Campus & Community

KSG conference defines, discusses ‘rogue’ states

4 min read

Sessions probe ways of dealing with rigid, repressive states

Ashton
Ashton Carter, Ford Foundation Professor of Science and International Affairs, and an assistant secretary of defense under Bill Clinton, contributes to the discussion on ‘rogue’ states. (Staff photo Kris Snibbe/Harvard News Office)

Diplomats, academics, and leaders of nongovernmental organizations gathered at the John F. Kennedy School of Government last week for a three-day conference examining the world’s “rogue” states and how best to handle them.

Robert Rotberg, director of the Program on Intrastate Conflict, Conflict Prevention, and Conflict Resolution, said the international community has strategies to deal with different types of nations, with one exception. Those countries, loosely termed “rogue” states, appear around the world, have different origins, but share similar characteristics.

They are repressive to their own populations and uncooperative with the international community, but unlike a failed state, they have rigid government structures and tight control over power.

“We’re trying to see, through this meeting, what comparability we see between these disparate states and what U.S. policy should be towards them,” Rotberg said.

The conference, held Oct. 14-16, was called “Winning the Prize for Repression: The ‘Real’ Rogue States?” and was sponsored by the Belfer Center for Science and International Affairs’ Program on Intrastate Conflict, Conflict Prevention, and Conflict Resolution, and by the World Peace Foundation.

Thus far, Rotberg said, the United States has had disparate policies for these nations, virtually ignoring some, such as Burma, and focusing much time and attention on others, such as nuclear-armed North Korea.

The meeting featured a variety of sessions dealing with nations including Turkmenistan and Uzbekistan, Burma, North Korea, Syria, Tunisia, Belarus, Iran, Saudi Arabia, Togo, Equatorial Guinea, and Zimbabwe.

In one session, Marcus Noland, of the Institute for International Economics, said North Korea represents a particularly difficult situation because of its nuclear weapons capability.

The nation’s people have been suffering through more than a decade of food shortages that has killed between 600,000 and 1 million people. Despite that internal privation, the leadership of Kim Jong Il remains strong, Noland said.

North Korea treats its own people “barbarously,” Noland said.
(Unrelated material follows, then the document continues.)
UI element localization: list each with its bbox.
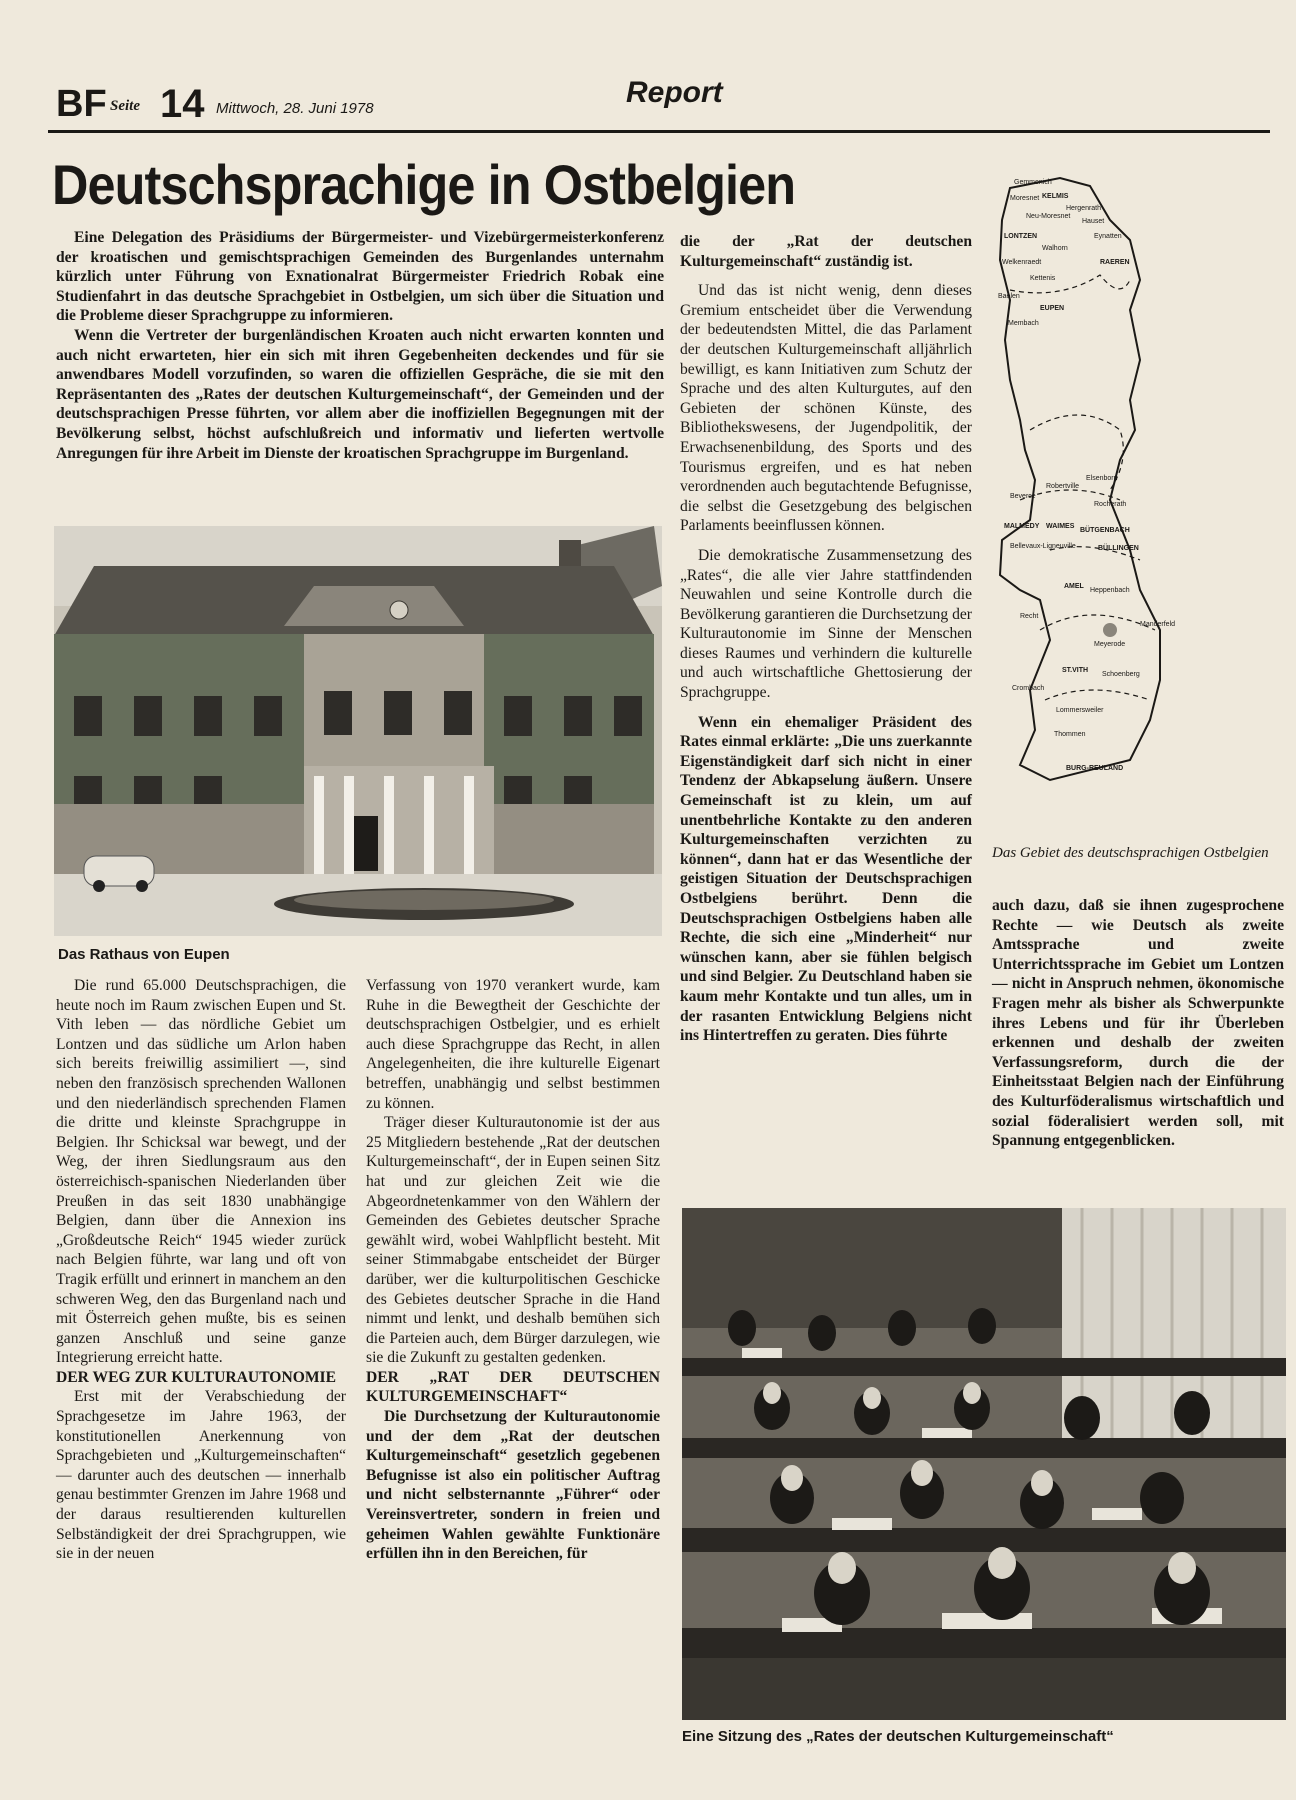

In addition to the food shortages, North Korea has one of the largest militaries in the world and is extremely repressive, with an extensive prison system that practices multigenerational imprisonment and torture, and has high death rates.

The North Korean economy has failed, Noland said, and much of the famine is a result of human mismanagement rather than natural conditions. The North Korean regime, Noland said, is virtually criminal. It has not only violated nuclear agreements, but also is a state sponsor of terrorism and has engaged in drug trafficking and trade in endangered species.

“If we could apply the RICO statute internationally, we could prosecute the state as a criminal enterprise,” Noland said.

All that having been said, North Korea has to be handled carefully because of its nuclear arms. Despite these difficulties and unlike some other rogue nations that are so insular the international community has no influence, North Korea does have relationships that can be used.

Ashton Carter, Ford Foundation Professor of Science and International Affairs, who served as an assistant secretary of defense under President Bill Clinton, said the Bush administration’s misreading of the situation in Iraq under Saddam Hussein makes him cautious about the accuracy of information coming out of modern North Korea.

Carter said he didn’t think that diplomacy would work to curb North Korea’s nuclear weapons program and that some kind of pressure would have to be brought to bear.

That pressure, he said, at least initially should be economic. That means nations that have better economic relations with North Korea, especially China, are indispensable allies.

Carter said he’s concerned that the situation has deteriorated in recent years, as nuclear material that was once monitored is now hidden. He also said North Korea may have grown bolder by the lack of a strong policy, what he called the U.S.’s “carrotless, stickless approach.”

Over the course of the three days, Rotberg said, participants discussed many common characteristics of these rogue nations and decided that the term “rogue” was too imprecise to be valuable in analysis.

Participants preferred to think of the nation-states under examination as repressive. Only some, such as North Korea and Iran, are also outwardly aggressive. A few states, like Tunisia, abuse their own people but are no threat to others.

Rotberg said that a subsequent meeting of experts on the “rogue” states will develop data sufficient to rank the countries according to their separate degrees of repression and aggression. United States policy toward such states will best be made when those differences in repression and aggression are better understood.